Naked triples: all polyominoss must contain exactly one of each of the digits; if between them, three cells contain only three different digits, those digits must be the answers for the three cells, and any other occurrences of those digits in the corresponding polyomino can be deleted. Here, the digits 2,3,4 must be the solutions for the three cells and so any other digits 2,3,4 in the polyomino can be deleted.
Hidden triples: all polyominoes must contain exactly one of each of the digits; if three cells contain the only copies of three digits in a polyomino, those digits must be the answers for the three cells, and any other digits in those cells can be deleted. Here, digits 1,2,3 must be the solutions for the three cells and so the digits 4,5 can be deleted in those cells.
This algorithm combines both rules.

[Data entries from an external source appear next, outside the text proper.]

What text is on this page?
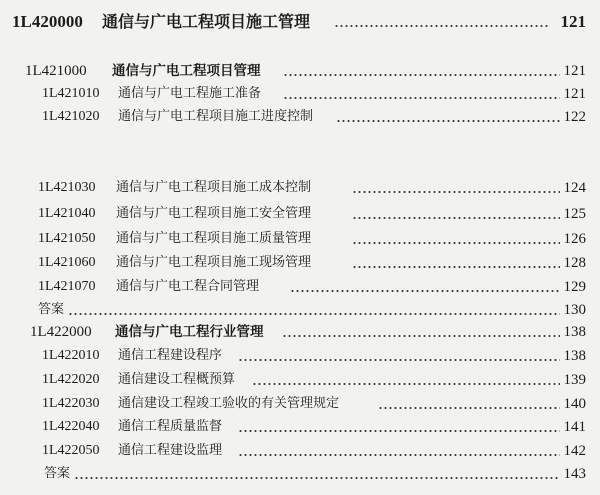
1L420000 通信与广电工程项目施工管理	121
1L421000 通信与广电工程项目管理	121
1L421010 通信与广电工程施工准备	121
1L421020 通信与广电工程项目施工进度控制	122
1L421030 通信与广电工程项目施工成本控制	124
1L421040 通信与广电工程项目施工安全管理	125
1L421050 通信与广电工程项目施工质量管理	126
1L421060 通信与广电工程项目施工现场管理	128
1L421070 通信与广电工程合同管理	129
答案	130
1L422000 通信与广电工程行业管理	138
1L422010 通信工程建设程序	138
1L422020 通信建设工程概预算	139
1L422030 通信建设工程竣工验收的有关管理规定	140
1L422040 通信工程质量监督	141
1L422050 通信工程建设监理	142
答案	143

No digit N can occur in an orthogonal cell which is within distance N of a cell for which N is the solution. All polyominoes must contain exactly one of each of the digits. The combination: If a pair of cells in a polyomino each contain only the same two digits, those digits must be the answers for those two cells. If the two cells are in the same row or same column, even though we don't know which cell has which answer we can exclude digits in that row or that column. Here a yellow coloured polyomino has two cells in the same row, each with candidates 2,3. Both of these two cells are within 3 cells of a cell in the same row in another polyomino. Irrespective of which cell of the yellow polyomino is a 3, it will be too close to the 3 in the other polyomino and so its candidate 3 can be deleted. Note that the purple polyomino below the yellow one also has a 1,3 pair, but they do not share a row or column, so this algorithm cannot use them.